C’est l’histoire de deux frères, Amine (8 ans) et Tahir (15 ans), marqués par la soudaine disparition de leur père. Celui-ci a quitté le foyer familial sans prévenir, suscitant l’indifférence affichée d’une épouse pas loin de proclamer » Bon débarras ! « . Les enfants, eux, ne pourront faire comme si de rien n’était. Sans explication quant au départ du papa, ils se sentent injustement abandonnés, et entreprennent de retrouver la trace du géniteur enfui à l’heure même où il avait promis d’arbitrer leur match de football avec les copains du village…

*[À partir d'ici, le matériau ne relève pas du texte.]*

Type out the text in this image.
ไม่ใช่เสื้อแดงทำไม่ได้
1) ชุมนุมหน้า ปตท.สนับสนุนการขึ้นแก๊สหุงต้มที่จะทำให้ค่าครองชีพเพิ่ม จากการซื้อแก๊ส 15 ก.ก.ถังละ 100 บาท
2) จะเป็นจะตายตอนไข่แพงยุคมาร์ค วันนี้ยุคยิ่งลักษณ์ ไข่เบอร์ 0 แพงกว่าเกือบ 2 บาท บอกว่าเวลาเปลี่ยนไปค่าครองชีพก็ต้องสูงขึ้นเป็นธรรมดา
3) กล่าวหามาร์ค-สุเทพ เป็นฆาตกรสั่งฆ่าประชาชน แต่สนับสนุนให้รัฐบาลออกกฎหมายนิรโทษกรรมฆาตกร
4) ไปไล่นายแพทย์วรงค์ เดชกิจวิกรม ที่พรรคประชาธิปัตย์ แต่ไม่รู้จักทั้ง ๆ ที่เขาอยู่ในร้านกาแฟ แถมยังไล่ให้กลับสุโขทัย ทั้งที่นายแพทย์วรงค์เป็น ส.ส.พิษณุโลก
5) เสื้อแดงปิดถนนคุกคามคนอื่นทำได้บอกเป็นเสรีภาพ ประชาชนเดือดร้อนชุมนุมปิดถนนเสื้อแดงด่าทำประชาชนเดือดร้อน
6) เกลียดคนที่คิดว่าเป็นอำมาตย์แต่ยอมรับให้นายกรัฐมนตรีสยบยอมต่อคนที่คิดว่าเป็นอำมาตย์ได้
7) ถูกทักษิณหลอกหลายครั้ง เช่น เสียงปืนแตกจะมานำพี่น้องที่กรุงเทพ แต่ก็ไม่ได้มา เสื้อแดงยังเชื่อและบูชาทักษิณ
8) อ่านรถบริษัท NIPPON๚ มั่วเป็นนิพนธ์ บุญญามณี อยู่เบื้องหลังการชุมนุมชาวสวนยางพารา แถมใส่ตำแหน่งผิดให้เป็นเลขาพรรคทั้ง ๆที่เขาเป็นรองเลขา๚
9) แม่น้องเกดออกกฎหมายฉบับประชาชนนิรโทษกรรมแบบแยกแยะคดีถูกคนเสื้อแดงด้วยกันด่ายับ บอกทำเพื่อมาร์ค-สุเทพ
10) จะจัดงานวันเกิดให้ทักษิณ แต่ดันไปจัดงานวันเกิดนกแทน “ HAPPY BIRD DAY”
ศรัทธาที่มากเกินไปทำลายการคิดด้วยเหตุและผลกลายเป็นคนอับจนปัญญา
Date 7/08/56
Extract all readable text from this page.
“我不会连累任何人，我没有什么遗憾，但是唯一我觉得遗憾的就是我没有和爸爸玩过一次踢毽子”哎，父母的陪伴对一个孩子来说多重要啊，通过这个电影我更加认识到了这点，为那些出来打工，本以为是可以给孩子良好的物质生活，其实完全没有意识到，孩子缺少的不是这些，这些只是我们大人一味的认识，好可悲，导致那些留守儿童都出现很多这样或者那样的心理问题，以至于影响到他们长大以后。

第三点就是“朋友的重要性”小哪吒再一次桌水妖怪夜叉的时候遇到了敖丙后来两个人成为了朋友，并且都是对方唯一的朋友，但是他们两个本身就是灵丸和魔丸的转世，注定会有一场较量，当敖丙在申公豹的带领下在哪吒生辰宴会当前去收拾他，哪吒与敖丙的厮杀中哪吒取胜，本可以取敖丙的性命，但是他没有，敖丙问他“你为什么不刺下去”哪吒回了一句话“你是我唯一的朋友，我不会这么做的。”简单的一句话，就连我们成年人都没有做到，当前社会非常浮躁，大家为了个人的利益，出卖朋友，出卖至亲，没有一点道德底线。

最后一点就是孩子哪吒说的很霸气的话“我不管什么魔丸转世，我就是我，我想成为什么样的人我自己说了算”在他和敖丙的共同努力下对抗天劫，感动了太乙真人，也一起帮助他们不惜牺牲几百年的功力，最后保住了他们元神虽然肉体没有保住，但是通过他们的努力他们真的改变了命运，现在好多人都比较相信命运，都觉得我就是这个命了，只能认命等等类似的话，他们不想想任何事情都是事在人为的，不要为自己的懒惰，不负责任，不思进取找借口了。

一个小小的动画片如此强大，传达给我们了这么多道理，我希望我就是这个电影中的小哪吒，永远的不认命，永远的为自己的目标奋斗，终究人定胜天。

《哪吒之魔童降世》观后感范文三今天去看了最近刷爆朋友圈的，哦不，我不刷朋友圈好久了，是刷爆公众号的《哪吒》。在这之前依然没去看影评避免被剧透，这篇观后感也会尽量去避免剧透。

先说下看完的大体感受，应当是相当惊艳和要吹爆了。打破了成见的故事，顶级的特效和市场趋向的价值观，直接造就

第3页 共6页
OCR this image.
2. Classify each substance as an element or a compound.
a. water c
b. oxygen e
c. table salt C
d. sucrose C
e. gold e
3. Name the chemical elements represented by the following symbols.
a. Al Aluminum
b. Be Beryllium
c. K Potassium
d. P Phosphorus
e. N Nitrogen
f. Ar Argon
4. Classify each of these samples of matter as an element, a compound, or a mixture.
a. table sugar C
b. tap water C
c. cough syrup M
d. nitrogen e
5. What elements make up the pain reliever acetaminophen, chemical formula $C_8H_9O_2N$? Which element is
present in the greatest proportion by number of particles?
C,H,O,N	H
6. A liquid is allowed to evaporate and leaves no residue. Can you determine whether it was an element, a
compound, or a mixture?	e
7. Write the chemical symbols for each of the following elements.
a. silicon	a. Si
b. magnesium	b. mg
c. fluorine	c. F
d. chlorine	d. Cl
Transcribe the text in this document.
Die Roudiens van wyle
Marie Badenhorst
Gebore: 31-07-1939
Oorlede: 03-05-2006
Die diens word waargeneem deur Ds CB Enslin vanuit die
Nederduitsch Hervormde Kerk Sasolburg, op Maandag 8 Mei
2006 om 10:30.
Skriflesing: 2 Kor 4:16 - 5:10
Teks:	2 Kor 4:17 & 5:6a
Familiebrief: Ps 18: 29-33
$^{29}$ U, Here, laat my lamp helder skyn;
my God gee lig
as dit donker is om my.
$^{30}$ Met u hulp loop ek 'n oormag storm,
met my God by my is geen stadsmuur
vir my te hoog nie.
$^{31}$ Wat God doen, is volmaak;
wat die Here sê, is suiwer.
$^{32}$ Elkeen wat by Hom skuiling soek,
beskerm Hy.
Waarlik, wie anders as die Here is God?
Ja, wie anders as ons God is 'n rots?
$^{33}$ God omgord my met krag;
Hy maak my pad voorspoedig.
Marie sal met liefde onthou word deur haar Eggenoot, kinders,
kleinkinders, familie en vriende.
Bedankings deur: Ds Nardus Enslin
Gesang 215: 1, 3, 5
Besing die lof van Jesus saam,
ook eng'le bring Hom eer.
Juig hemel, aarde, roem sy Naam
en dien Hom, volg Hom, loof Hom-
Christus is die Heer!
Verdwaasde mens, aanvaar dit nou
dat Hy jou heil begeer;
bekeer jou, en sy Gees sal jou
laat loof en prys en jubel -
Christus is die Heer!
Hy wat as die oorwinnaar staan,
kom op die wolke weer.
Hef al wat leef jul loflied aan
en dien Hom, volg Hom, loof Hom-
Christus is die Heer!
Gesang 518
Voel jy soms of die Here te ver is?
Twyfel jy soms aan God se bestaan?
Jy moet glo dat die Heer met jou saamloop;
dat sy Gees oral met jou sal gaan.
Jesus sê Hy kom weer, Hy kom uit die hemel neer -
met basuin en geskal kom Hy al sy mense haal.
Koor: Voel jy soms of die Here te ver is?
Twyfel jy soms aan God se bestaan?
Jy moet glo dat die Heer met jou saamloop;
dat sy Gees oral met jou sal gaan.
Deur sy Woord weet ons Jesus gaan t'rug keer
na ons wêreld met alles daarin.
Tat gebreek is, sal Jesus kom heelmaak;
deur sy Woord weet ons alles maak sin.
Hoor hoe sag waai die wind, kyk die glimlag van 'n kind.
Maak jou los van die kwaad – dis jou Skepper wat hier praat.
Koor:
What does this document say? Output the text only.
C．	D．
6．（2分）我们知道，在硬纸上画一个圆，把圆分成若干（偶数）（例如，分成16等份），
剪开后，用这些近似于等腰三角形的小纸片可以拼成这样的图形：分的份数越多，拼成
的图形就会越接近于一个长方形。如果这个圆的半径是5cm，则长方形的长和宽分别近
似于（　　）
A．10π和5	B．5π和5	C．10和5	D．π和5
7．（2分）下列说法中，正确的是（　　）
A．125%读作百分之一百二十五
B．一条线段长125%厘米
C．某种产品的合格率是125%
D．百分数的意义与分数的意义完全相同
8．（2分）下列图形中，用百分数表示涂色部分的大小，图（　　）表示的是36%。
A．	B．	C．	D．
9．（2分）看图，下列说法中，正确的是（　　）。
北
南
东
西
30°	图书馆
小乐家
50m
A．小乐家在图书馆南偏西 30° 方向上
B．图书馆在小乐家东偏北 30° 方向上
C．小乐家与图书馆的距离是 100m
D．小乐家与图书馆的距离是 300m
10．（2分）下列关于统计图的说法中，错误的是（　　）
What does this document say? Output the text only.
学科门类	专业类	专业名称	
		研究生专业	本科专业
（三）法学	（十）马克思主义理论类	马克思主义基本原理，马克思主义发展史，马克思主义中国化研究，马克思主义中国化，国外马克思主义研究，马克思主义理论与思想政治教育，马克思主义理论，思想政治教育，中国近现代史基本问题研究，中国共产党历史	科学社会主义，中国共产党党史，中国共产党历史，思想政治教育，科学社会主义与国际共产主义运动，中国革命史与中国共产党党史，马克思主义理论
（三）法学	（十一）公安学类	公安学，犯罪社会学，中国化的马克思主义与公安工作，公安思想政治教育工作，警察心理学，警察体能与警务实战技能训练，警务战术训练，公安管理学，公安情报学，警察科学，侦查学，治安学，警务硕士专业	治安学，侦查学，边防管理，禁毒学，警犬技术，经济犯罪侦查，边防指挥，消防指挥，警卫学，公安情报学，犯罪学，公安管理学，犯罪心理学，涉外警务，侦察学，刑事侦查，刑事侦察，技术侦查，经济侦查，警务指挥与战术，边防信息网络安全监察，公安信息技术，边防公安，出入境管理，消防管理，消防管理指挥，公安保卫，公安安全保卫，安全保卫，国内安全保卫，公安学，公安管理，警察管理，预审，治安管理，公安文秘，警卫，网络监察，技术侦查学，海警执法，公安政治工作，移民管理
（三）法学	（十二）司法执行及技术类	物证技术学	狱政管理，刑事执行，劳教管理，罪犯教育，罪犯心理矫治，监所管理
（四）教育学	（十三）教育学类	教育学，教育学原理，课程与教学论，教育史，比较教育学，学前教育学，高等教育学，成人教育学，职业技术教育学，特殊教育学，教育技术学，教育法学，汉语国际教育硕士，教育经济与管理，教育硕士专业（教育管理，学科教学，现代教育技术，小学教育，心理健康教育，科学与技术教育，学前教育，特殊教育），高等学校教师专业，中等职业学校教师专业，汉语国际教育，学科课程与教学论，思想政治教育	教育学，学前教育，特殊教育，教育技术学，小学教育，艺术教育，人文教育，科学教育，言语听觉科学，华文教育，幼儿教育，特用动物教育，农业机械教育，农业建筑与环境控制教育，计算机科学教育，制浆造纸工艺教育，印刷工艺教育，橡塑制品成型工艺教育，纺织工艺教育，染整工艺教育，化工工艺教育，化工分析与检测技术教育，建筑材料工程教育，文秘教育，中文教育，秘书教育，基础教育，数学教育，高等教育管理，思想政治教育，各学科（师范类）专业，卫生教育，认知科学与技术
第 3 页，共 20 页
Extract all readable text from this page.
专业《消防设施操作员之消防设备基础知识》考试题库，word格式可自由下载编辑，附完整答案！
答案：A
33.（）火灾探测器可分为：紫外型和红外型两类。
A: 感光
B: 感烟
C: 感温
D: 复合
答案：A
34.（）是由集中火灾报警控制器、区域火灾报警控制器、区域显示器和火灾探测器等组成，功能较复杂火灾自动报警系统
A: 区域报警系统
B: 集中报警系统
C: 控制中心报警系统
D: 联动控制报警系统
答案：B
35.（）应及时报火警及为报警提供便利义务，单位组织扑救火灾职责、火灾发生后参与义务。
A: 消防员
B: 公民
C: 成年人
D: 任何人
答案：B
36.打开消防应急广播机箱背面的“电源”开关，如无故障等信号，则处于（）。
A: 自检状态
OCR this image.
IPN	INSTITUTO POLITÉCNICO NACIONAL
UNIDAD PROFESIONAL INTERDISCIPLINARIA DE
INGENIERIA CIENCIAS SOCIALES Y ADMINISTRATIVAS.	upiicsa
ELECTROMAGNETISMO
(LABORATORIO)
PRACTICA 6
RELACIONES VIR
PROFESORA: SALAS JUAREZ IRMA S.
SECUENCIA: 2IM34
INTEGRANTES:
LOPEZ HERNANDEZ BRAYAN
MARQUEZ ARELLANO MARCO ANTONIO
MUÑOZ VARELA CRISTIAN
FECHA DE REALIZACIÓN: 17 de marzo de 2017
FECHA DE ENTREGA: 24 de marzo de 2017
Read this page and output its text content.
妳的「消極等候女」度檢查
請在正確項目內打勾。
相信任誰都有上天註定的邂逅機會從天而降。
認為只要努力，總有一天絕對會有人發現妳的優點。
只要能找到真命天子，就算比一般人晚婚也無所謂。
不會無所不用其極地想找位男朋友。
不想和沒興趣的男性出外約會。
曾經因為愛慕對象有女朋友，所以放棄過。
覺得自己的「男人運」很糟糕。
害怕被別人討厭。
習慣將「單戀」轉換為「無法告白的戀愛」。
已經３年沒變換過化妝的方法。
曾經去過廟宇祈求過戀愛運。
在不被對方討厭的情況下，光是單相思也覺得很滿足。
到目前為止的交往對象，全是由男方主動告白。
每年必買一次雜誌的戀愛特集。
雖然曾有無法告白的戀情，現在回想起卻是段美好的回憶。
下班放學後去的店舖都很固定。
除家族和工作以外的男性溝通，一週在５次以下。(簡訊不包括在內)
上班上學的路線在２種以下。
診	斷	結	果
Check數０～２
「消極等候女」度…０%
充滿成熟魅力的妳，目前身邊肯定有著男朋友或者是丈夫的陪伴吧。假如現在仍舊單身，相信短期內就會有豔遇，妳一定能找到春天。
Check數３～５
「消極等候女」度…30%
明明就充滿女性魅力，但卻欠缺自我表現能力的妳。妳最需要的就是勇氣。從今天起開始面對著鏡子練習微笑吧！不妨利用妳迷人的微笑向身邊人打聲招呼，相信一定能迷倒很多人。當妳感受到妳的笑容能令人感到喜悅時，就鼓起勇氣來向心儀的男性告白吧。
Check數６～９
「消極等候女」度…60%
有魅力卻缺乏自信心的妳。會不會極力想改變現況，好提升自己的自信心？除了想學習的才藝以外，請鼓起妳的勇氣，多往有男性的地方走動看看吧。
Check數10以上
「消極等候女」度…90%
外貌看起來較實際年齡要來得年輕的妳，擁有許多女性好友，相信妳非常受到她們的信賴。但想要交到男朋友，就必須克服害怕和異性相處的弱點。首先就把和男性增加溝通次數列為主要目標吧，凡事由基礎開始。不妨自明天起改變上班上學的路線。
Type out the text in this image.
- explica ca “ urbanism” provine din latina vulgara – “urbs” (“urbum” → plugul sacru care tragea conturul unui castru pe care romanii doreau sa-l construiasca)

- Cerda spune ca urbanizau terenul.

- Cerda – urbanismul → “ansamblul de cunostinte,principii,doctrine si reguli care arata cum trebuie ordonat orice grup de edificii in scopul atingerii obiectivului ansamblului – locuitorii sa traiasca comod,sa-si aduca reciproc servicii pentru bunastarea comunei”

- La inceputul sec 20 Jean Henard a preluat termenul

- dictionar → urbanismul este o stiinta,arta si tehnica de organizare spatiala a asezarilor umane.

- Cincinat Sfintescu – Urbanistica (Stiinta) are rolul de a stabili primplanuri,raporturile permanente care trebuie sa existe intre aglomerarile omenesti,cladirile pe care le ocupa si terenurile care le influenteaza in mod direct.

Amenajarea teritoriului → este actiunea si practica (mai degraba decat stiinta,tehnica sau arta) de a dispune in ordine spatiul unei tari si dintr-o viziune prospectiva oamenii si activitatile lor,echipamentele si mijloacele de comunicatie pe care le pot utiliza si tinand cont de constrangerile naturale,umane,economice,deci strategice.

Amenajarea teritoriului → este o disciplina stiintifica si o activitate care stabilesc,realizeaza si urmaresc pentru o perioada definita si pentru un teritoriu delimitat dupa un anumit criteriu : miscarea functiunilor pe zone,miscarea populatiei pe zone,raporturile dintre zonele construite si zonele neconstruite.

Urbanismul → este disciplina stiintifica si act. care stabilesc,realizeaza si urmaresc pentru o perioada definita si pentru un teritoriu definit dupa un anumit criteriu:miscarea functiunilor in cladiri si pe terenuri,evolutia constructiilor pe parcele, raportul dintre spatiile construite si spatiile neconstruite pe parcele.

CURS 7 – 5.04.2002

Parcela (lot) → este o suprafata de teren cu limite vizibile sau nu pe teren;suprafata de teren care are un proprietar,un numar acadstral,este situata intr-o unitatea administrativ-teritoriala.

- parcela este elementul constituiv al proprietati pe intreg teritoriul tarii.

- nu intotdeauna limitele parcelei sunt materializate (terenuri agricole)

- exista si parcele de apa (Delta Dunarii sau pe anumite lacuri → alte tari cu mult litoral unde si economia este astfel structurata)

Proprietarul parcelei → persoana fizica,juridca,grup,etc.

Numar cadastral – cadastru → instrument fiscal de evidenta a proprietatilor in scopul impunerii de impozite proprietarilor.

Dans une scène admirable, Amine et Tahir, qui sont partis chercher leur père en ville, entrent dans un cinéma et voient celui qu’ils poursuivent apparaître sur l’écran, dans le film qu’ils regardent ! Après la séance, ils voleront les bobines et dérouleront la pellicule pour apercevoir à nouveau les images du papa. Pris sur le fait, ils se verront expédiés dans une stricte école coranique… d’où ils n’auront de cesse de s’échapper pour reprendre leur » mission « . On songe d’évidence aux Quatre Cents Coups de Truffaut, dont les échos affectifs sont nombreux dans Abouna, autre exemple touchant de la magie du cinéma considérée comme un baume soignant les blessures de la vie familiale, dans un monde aux règles parfois hypocrites et souvent mal comprises par des enfants en quête de vérité. Mahamat Saleh Haroun n’a pas le style soigneusement maîtrisé, esthétiquement accompli, du Sissako d’ En attendant le bonheur. Son approche est plus spontanée, idéalement adaptée au mouvement de jeunes héros adorables mais forcément turbulents. Il nous fait complices des désarrois, des élans, des révoltes et de la recherche d’harmonie vécus par Amine et Tahir, deux lascars dont nous n’oublierons pas de sitôt les aventures, idéalement campés qu’ils sont par Ahidjo Mahamat Moussa et Hamza Moctar Aguid.
Malgré la crise permanente dans laquelle il se débat avec des moyens dérisoires, le cinéma d’Afrique nous offre avec Abouna une nouvelle occasion de vibrer, d’espérer aussi dans la survie d’une forme d’expression d’autant plus précieuse qu’elle est constamment menacée.